Jaime fez questão de visitar, explicar o projeto e convidar pessoalmente cada conselheiro e cada conselheira (até a doença agravar, nos seus últimos meses de vida, nunca abriu mão dessa tarefa). Daqui rumamos pra Goiânia, para convidar o arqueólogo Altair Sales Barbosa, nosso primeiro conselheiro. “O mais sabido de nóis,” segundo o Jaime.

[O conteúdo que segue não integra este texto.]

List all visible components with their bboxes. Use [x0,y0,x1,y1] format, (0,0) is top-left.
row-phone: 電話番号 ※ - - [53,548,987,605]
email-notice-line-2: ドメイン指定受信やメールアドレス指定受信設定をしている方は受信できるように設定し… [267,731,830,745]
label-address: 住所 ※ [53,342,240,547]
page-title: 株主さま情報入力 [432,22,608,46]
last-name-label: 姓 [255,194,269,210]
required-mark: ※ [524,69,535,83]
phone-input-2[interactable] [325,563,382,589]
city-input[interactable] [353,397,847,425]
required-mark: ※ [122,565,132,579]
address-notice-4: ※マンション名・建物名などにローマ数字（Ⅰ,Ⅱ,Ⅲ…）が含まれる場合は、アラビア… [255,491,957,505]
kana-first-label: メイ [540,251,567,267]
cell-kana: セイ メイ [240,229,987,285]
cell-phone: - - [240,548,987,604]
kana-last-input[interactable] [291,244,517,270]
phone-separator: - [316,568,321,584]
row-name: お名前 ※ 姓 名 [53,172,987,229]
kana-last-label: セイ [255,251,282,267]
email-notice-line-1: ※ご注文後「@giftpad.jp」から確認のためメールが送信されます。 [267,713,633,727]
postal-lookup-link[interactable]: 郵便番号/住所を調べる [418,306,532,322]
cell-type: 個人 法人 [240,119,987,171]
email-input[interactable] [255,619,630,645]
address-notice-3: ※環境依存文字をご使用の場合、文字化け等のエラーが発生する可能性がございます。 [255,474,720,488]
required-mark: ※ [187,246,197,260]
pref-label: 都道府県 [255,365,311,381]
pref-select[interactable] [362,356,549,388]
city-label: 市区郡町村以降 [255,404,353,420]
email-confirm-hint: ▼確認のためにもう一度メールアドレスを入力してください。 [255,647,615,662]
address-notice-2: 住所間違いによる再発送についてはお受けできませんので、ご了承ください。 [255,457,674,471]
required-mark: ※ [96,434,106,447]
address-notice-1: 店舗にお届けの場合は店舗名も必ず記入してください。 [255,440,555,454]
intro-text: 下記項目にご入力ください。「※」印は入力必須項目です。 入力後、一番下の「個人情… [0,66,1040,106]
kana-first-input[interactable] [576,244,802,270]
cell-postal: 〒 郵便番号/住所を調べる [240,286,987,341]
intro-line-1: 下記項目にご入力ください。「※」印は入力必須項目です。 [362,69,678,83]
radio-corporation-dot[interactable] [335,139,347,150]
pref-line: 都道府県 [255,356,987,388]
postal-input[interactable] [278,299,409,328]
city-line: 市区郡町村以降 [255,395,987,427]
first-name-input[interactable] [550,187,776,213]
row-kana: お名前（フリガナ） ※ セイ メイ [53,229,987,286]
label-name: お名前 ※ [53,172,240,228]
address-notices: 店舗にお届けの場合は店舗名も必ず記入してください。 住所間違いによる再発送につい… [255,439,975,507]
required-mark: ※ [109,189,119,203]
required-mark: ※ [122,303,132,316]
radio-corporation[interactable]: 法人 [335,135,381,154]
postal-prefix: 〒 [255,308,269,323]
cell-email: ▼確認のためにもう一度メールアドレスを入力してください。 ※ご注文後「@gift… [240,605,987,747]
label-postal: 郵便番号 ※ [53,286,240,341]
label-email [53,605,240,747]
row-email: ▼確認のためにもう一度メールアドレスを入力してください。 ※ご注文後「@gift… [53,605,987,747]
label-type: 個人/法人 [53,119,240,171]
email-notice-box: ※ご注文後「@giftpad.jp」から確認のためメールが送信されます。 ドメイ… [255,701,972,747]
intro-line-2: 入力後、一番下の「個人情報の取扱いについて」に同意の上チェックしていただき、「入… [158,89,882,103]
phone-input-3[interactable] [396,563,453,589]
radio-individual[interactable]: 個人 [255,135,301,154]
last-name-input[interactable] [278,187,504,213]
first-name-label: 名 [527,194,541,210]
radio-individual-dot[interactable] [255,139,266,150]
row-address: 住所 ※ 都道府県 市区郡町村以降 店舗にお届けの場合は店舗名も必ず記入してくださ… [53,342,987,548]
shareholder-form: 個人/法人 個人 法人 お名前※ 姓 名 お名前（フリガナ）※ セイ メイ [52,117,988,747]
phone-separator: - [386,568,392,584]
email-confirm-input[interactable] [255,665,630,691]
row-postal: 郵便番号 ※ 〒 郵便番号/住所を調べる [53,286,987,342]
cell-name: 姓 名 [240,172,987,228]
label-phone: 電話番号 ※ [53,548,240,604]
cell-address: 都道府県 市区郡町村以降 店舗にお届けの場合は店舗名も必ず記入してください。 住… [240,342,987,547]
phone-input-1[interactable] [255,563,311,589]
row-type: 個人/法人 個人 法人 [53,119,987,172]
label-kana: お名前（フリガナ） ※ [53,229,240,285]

Trilhamos uma linda jornada. Em 80 meses, Jaime fez questão de decidir, mensalmente, o tema da capa e, quase sempre, escrever ele mesmo. Às vezes, ligava pra falar da ótima ideia que teve, às vezes sumia e, no dia certo, lá vinha o texto pronto, impecável.

Na sexta-feira, 9 de julho, quando preparávamos a Xapuri 81, pela primeira vez em sete anos, ele me pediu para cuidar de tudo. Foi uma conversa triste, ele estava agoniado com os rumos da doença e com a tragédia que o Brasil enfrentava. Não falamos em morte, mas eu sabia que era o fim.

Hoje, cá estamos nós, sem as capas do Jaime, sem as pautas do Jaime, sem o linguajar do Jaime, sem o jaimês da Xapuri, mas na labuta, firmes na resistência. Mês sim, mês sim de novo, como você sonhava, Jaiminho, carcamos porva e, enfim, chegamos à nossa edição número 100. E, depois da Xapuri 100, como era desejo seu, a gente segue esperneando.

Fica tranquilo, camarada, que por aqui tá tudo direitim.